There's also a common, colloquial one: "Chodźmy na dymka". "Dymek" is a diminutive of "dym" which means "smoke". So actually, it literally means "Let's go have a smoke". 

Cheers!


----------



## Juuuergen

And always remember this about Poles and cigarette smoking: "Ostatnie nawet kurwa nie bierze" (Not even a whore takes the last one)


----------



## Vodoun

Juuuergen said:


> And always remember this about Poles and cigarette smoking: "Ostatnie nawet kurwa nie bierze" (Not even a whore takes the last one)



hahaha
Thanks for the advice


----------



## JakubikF

dn88 said:


> "Chodźmy na szluga"


 This is a dialect. It is not correct in standard Polish.


----------



## dn88

JakubikF said:


> This is a dialect. It is not correct in standard Polish.

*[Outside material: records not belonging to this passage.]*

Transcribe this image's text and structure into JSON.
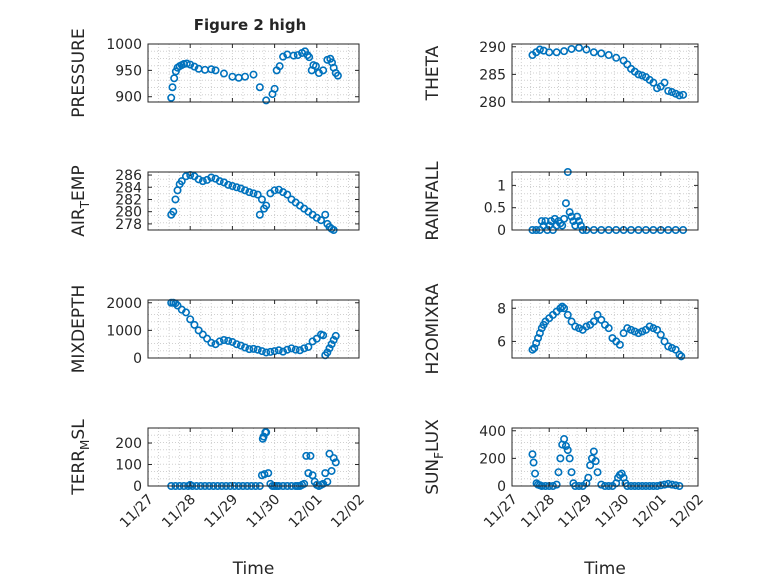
{
  "figure": {
    "title": "Figure 2 high",
    "accent_color": "#0072BD",
    "grid": true,
    "marker": "open-circle"
  },
  "chart_data": [
    {
      "type": "scatter",
      "ylabel": "PRESSURE",
      "xlabel": "",
      "xlim": [
        0,
        5
      ],
      "ylim": [
        890,
        1000
      ],
      "yticks": [
        900,
        950,
        1000
      ],
      "xticks": [],
      "series": [
        {
          "x": [
            0.55,
            0.58,
            0.62,
            0.66,
            0.7,
            0.75,
            0.8,
            0.85,
            0.92,
            1.0,
            1.1,
            1.2,
            1.35,
            1.5,
            1.6,
            1.8,
            2.0,
            2.15,
            2.3,
            2.5,
            2.65,
            2.8,
            2.95,
            3.0,
            3.05,
            3.12,
            3.2,
            3.3,
            3.45,
            3.55,
            3.65,
            3.72,
            3.78,
            3.82,
            3.88,
            3.92,
            3.98,
            4.05,
            4.15,
            4.25,
            4.32,
            4.36,
            4.4,
            4.45,
            4.5
          ],
          "y": [
            898,
            918,
            935,
            948,
            955,
            958,
            960,
            962,
            963,
            961,
            957,
            953,
            951,
            952,
            950,
            944,
            938,
            936,
            938,
            942,
            918,
            893,
            905,
            915,
            950,
            958,
            976,
            980,
            978,
            979,
            983,
            986,
            979,
            975,
            950,
            960,
            958,
            945,
            950,
            970,
            972,
            965,
            955,
            945,
            940
          ]
        }
      ]
    },
    {
      "type": "scatter",
      "ylabel": "THETA",
      "xlabel": "",
      "xlim": [
        0,
        5
      ],
      "ylim": [
        280,
        290.5
      ],
      "yticks": [
        280,
        285,
        290
      ],
      "xticks": [],
      "series": [
        {
          "x": [
            0.55,
            0.65,
            0.75,
            0.85,
            1.0,
            1.2,
            1.4,
            1.6,
            1.8,
            2.0,
            2.2,
            2.4,
            2.6,
            2.8,
            3.0,
            3.1,
            3.2,
            3.3,
            3.4,
            3.5,
            3.6,
            3.7,
            3.8,
            3.9,
            4.0,
            4.1,
            4.2,
            4.3,
            4.4,
            4.5,
            4.6
          ],
          "y": [
            288.5,
            289.0,
            289.5,
            289.3,
            289.0,
            289.0,
            289.2,
            289.6,
            289.8,
            289.5,
            289.0,
            288.8,
            288.5,
            288.0,
            287.5,
            286.8,
            286.0,
            285.5,
            285.0,
            284.8,
            284.5,
            284.0,
            283.5,
            282.5,
            282.8,
            283.5,
            282.0,
            281.8,
            281.5,
            281.2,
            281.3
          ]
        }
      ]
    },
    {
      "type": "scatter",
      "ylabel": "AIR_TEMP",
      "ylabel_base": "AIR",
      "ylabel_sub": "T",
      "ylabel_rest": "EMP",
      "xlabel": "",
      "xlim": [
        0,
        5
      ],
      "ylim": [
        277,
        286.5
      ],
      "yticks": [
        278,
        280,
        282,
        284,
        286
      ],
      "xticks": [],
      "series": [
        {
          "x": [
            0.55,
            0.6,
            0.65,
            0.7,
            0.75,
            0.8,
            0.9,
            1.0,
            1.1,
            1.2,
            1.3,
            1.4,
            1.5,
            1.6,
            1.7,
            1.8,
            1.9,
            2.0,
            2.1,
            2.2,
            2.3,
            2.4,
            2.5,
            2.6,
            2.65,
            2.7,
            2.75,
            2.8,
            2.9,
            3.0,
            3.1,
            3.2,
            3.3,
            3.4,
            3.5,
            3.6,
            3.7,
            3.8,
            3.9,
            4.0,
            4.1,
            4.2,
            4.25,
            4.3,
            4.35,
            4.4
          ],
          "y": [
            279.5,
            280.0,
            282.0,
            283.5,
            284.5,
            285.0,
            285.8,
            286.0,
            285.8,
            285.3,
            285.0,
            285.2,
            285.6,
            285.4,
            285.0,
            284.8,
            284.4,
            284.2,
            284.0,
            283.8,
            283.5,
            283.2,
            283.0,
            282.8,
            279.5,
            282.0,
            280.5,
            281.0,
            283.0,
            283.5,
            283.6,
            283.2,
            282.8,
            282.0,
            281.5,
            281.0,
            280.5,
            280.0,
            279.5,
            279.0,
            278.6,
            279.5,
            278.0,
            277.5,
            277.2,
            277.0
          ]
        }
      ]
    },
    {
      "type": "scatter",
      "ylabel": "RAINFALL",
      "xlabel": "",
      "xlim": [
        0,
        5
      ],
      "ylim": [
        0,
        1.3
      ],
      "yticks": [
        0,
        0.5,
        1
      ],
      "xticks": [],
      "series": [
        {
          "x": [
            0.55,
            0.65,
            0.75,
            0.8,
            0.85,
            0.9,
            0.95,
            1.0,
            1.05,
            1.1,
            1.15,
            1.2,
            1.25,
            1.3,
            1.35,
            1.4,
            1.45,
            1.5,
            1.55,
            1.6,
            1.65,
            1.7,
            1.75,
            1.8,
            1.85,
            1.9,
            2.0,
            2.2,
            2.4,
            2.6,
            2.8,
            3.0,
            3.2,
            3.4,
            3.6,
            3.8,
            4.0,
            4.2,
            4.4,
            4.6
          ],
          "y": [
            0,
            0,
            0,
            0.2,
            0.1,
            0.2,
            0,
            0.1,
            0.2,
            0,
            0.25,
            0.1,
            0.2,
            0.15,
            0.1,
            0.25,
            0.6,
            1.3,
            0.4,
            0.3,
            0.2,
            0.1,
            0.3,
            0.2,
            0.1,
            0,
            0,
            0,
            0,
            0,
            0,
            0,
            0,
            0,
            0,
            0,
            0,
            0,
            0,
            0
          ]
        }
      ]
    },
    {
      "type": "scatter",
      "ylabel": "MIXDEPTH",
      "xlabel": "",
      "xlim": [
        0,
        5
      ],
      "ylim": [
        0,
        2100
      ],
      "yticks": [
        0,
        1000,
        2000
      ],
      "xticks": [],
      "series": [
        {
          "x": [
            0.55,
            0.6,
            0.65,
            0.7,
            0.8,
            0.9,
            1.0,
            1.1,
            1.2,
            1.3,
            1.4,
            1.5,
            1.6,
            1.7,
            1.8,
            1.9,
            2.0,
            2.1,
            2.2,
            2.3,
            2.4,
            2.5,
            2.6,
            2.7,
            2.8,
            2.9,
            3.0,
            3.1,
            3.2,
            3.3,
            3.4,
            3.5,
            3.6,
            3.7,
            3.8,
            3.9,
            4.0,
            4.1,
            4.15,
            4.2,
            4.25,
            4.3,
            4.35,
            4.4,
            4.45
          ],
          "y": [
            2000,
            2000,
            1980,
            1900,
            1750,
            1650,
            1400,
            1200,
            1000,
            850,
            700,
            550,
            500,
            600,
            650,
            620,
            580,
            500,
            450,
            380,
            320,
            330,
            300,
            250,
            200,
            220,
            250,
            280,
            230,
            300,
            350,
            300,
            280,
            350,
            400,
            600,
            700,
            850,
            820,
            100,
            200,
            350,
            500,
            650,
            800
          ]
        }
      ]
    },
    {
      "type": "scatter",
      "ylabel": "H2OMIXRA",
      "xlabel": "",
      "xlim": [
        0,
        5
      ],
      "ylim": [
        5,
        8.5
      ],
      "yticks": [
        6,
        8
      ],
      "xticks": [],
      "series": [
        {
          "x": [
            0.55,
            0.6,
            0.65,
            0.7,
            0.75,
            0.8,
            0.85,
            0.9,
            1.0,
            1.1,
            1.2,
            1.3,
            1.35,
            1.4,
            1.5,
            1.6,
            1.7,
            1.8,
            1.9,
            2.0,
            2.1,
            2.2,
            2.3,
            2.4,
            2.5,
            2.6,
            2.7,
            2.8,
            2.9,
            3.0,
            3.1,
            3.2,
            3.3,
            3.4,
            3.5,
            3.6,
            3.7,
            3.8,
            3.9,
            4.0,
            4.1,
            4.2,
            4.3,
            4.4,
            4.5,
            4.55
          ],
          "y": [
            5.5,
            5.6,
            5.9,
            6.2,
            6.5,
            6.8,
            7.0,
            7.2,
            7.4,
            7.6,
            7.8,
            8.0,
            8.1,
            8.0,
            7.6,
            7.2,
            6.9,
            6.8,
            6.7,
            6.9,
            7.0,
            7.2,
            7.6,
            7.3,
            7.0,
            6.8,
            6.2,
            6.0,
            5.8,
            6.5,
            6.8,
            6.7,
            6.6,
            6.5,
            6.6,
            6.7,
            6.9,
            6.8,
            6.7,
            6.4,
            6.0,
            5.7,
            5.6,
            5.5,
            5.2,
            5.1
          ]
        }
      ]
    },
    {
      "type": "scatter",
      "ylabel": "TERR_MSL",
      "ylabel_base": "TERR",
      "ylabel_sub": "M",
      "ylabel_rest": "SL",
      "xlabel": "Time",
      "xlim": [
        0,
        5
      ],
      "ylim": [
        0,
        270
      ],
      "yticks": [
        0,
        100,
        200
      ],
      "xticks": [
        "11/27",
        "11/28",
        "11/29",
        "11/30",
        "12/01",
        "12/02"
      ],
      "series": [
        {
          "x": [
            0.55,
            0.65,
            0.75,
            0.85,
            0.95,
            1.0,
            1.05,
            1.15,
            1.25,
            1.35,
            1.45,
            1.55,
            1.65,
            1.75,
            1.85,
            1.95,
            2.05,
            2.15,
            2.25,
            2.35,
            2.45,
            2.55,
            2.65,
            2.7,
            2.72,
            2.74,
            2.76,
            2.78,
            2.8,
            2.85,
            2.9,
            2.95,
            3.0,
            3.05,
            3.1,
            3.2,
            3.3,
            3.4,
            3.5,
            3.55,
            3.6,
            3.65,
            3.7,
            3.75,
            3.8,
            3.85,
            3.9,
            3.95,
            4.0,
            4.05,
            4.1,
            4.15,
            4.2,
            4.25,
            4.3,
            4.35,
            4.4,
            4.45
          ],
          "y": [
            0,
            0,
            0,
            0,
            0,
            5,
            0,
            0,
            0,
            0,
            0,
            0,
            0,
            0,
            0,
            0,
            0,
            0,
            0,
            0,
            0,
            0,
            0,
            50,
            220,
            230,
            55,
            250,
            250,
            60,
            10,
            0,
            0,
            0,
            0,
            0,
            0,
            0,
            0,
            0,
            0,
            5,
            10,
            140,
            60,
            140,
            50,
            20,
            5,
            0,
            5,
            10,
            60,
            20,
            150,
            70,
            130,
            110
          ]
        }
      ]
    },
    {
      "type": "scatter",
      "ylabel": "SUN_FLUX",
      "ylabel_base": "SUN",
      "ylabel_sub": "F",
      "ylabel_rest": "LUX",
      "xlabel": "Time",
      "xlim": [
        0,
        5
      ],
      "ylim": [
        0,
        420
      ],
      "yticks": [
        0,
        200,
        400
      ],
      "xticks": [
        "11/27",
        "11/28",
        "11/29",
        "11/30",
        "12/01",
        "12/02"
      ],
      "series": [
        {
          "x": [
            0.55,
            0.58,
            0.62,
            0.66,
            0.7,
            0.75,
            0.8,
            0.9,
            1.0,
            1.1,
            1.2,
            1.25,
            1.3,
            1.35,
            1.4,
            1.45,
            1.5,
            1.55,
            1.6,
            1.65,
            1.7,
            1.8,
            1.9,
            2.0,
            2.05,
            2.1,
            2.15,
            2.2,
            2.25,
            2.3,
            2.4,
            2.5,
            2.6,
            2.7,
            2.8,
            2.85,
            2.9,
            2.95,
            3.0,
            3.05,
            3.1,
            3.2,
            3.3,
            3.4,
            3.5,
            3.6,
            3.7,
            3.8,
            3.9,
            4.0,
            4.1,
            4.2,
            4.3,
            4.4,
            4.5
          ],
          "y": [
            230,
            170,
            90,
            20,
            10,
            5,
            0,
            0,
            0,
            0,
            10,
            100,
            200,
            300,
            340,
            290,
            260,
            200,
            100,
            20,
            0,
            0,
            0,
            20,
            60,
            150,
            200,
            250,
            180,
            100,
            10,
            0,
            0,
            0,
            20,
            60,
            80,
            90,
            60,
            20,
            0,
            0,
            0,
            0,
            0,
            0,
            0,
            0,
            0,
            5,
            10,
            15,
            10,
            5,
            0
          ]
        }
      ]
    }
  ]
}
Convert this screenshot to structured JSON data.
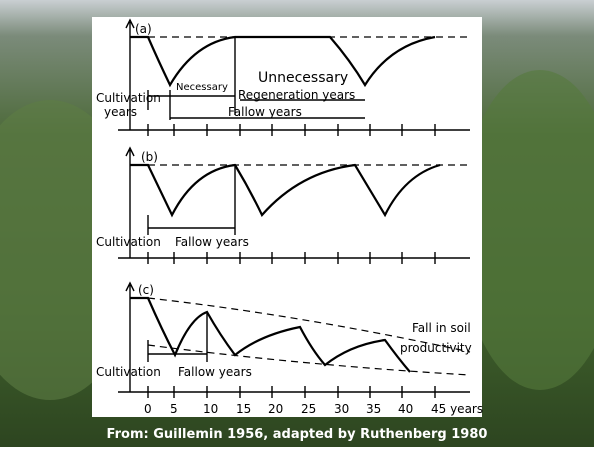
{
  "caption": "From: Guillemin 1956, adapted by Ruthenberg 1980",
  "panel_a": {
    "label": "(a)",
    "necessary": "Necessary",
    "unnecessary": "Unnecessary",
    "cultivation": [
      "Cultivation",
      "years"
    ],
    "regeneration": "Regeneration years",
    "fallow": "Fallow years"
  },
  "panel_b": {
    "label": "(b)",
    "cultivation": "Cultivation",
    "fallow": "Fallow years"
  },
  "panel_c": {
    "label": "(c)",
    "soil": [
      "Fall in soil",
      "productivity"
    ],
    "cultivation": "Cultivation",
    "fallow": "Fallow years",
    "axis_labels": [
      "0",
      "5",
      "10",
      "15",
      "20",
      "25",
      "30",
      "35",
      "40",
      "45 years"
    ]
  }
}
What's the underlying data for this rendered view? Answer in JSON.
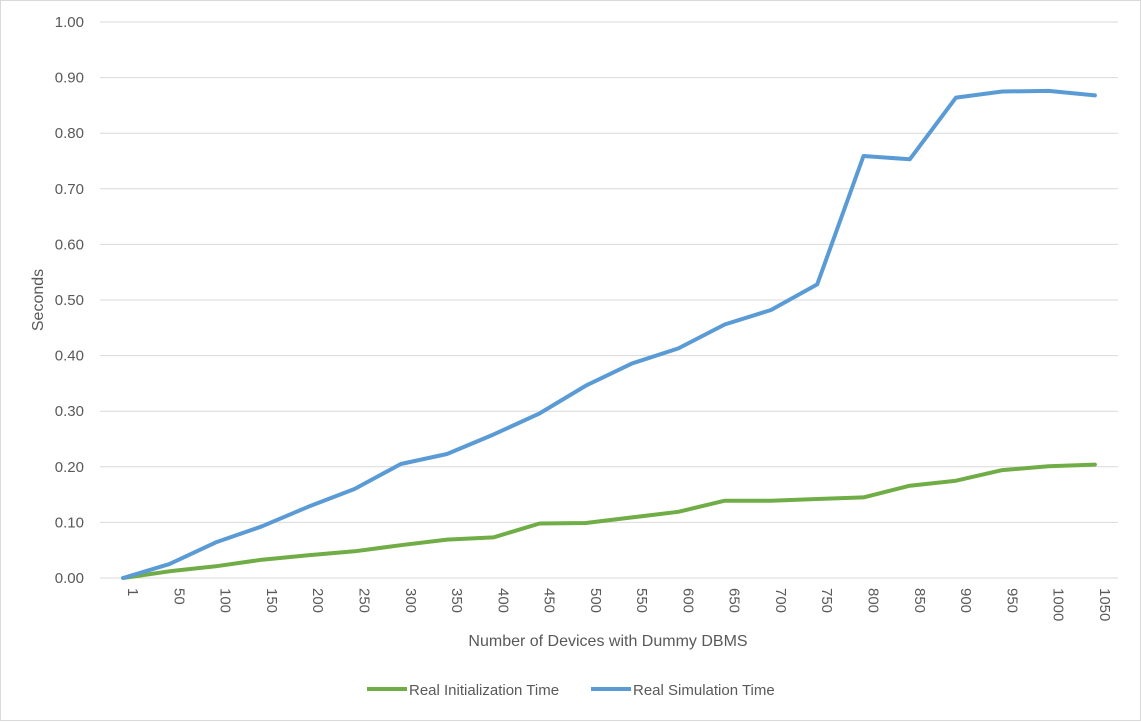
{
  "chart_data": {
    "type": "line",
    "title": "",
    "xlabel": "Number of Devices with Dummy DBMS",
    "ylabel": "Seconds",
    "ylim": [
      0,
      1
    ],
    "yticks": [
      "0.00",
      "0.10",
      "0.20",
      "0.30",
      "0.40",
      "0.50",
      "0.60",
      "0.70",
      "0.80",
      "0.90",
      "1.00"
    ],
    "categories": [
      "1",
      "50",
      "100",
      "150",
      "200",
      "250",
      "300",
      "350",
      "400",
      "450",
      "500",
      "550",
      "600",
      "650",
      "700",
      "750",
      "800",
      "850",
      "900",
      "950",
      "1000",
      "1050"
    ],
    "grid": true,
    "legend_position": "bottom",
    "series": [
      {
        "name": "Real Initialization Time",
        "color": "#70ad47",
        "values": [
          0.0,
          0.012,
          0.021,
          0.033,
          0.041,
          0.048,
          0.059,
          0.069,
          0.073,
          0.098,
          0.099,
          0.109,
          0.119,
          0.139,
          0.139,
          0.142,
          0.145,
          0.166,
          0.175,
          0.194,
          0.201,
          0.204
        ]
      },
      {
        "name": "Real Simulation Time",
        "color": "#5b9bd5",
        "values": [
          0.0,
          0.025,
          0.064,
          0.093,
          0.128,
          0.16,
          0.205,
          0.223,
          0.258,
          0.296,
          0.346,
          0.386,
          0.413,
          0.456,
          0.482,
          0.528,
          0.759,
          0.753,
          0.864,
          0.875,
          0.876,
          0.868
        ]
      }
    ]
  }
}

I don't know if it's a dialect. I would only say it's very informal.


----------



## Thomas1

I agree with dn88 on this one, I could even tag it as slang. I hear it from younger Poles most often.





Juuuergen said:


> And always remember this about Poles and cigarette smoking: "Ostatniego nawet kurwa nie bierze" (Not even a whore takes the last one)


This expression should not be used in public or among people you don't know.


----------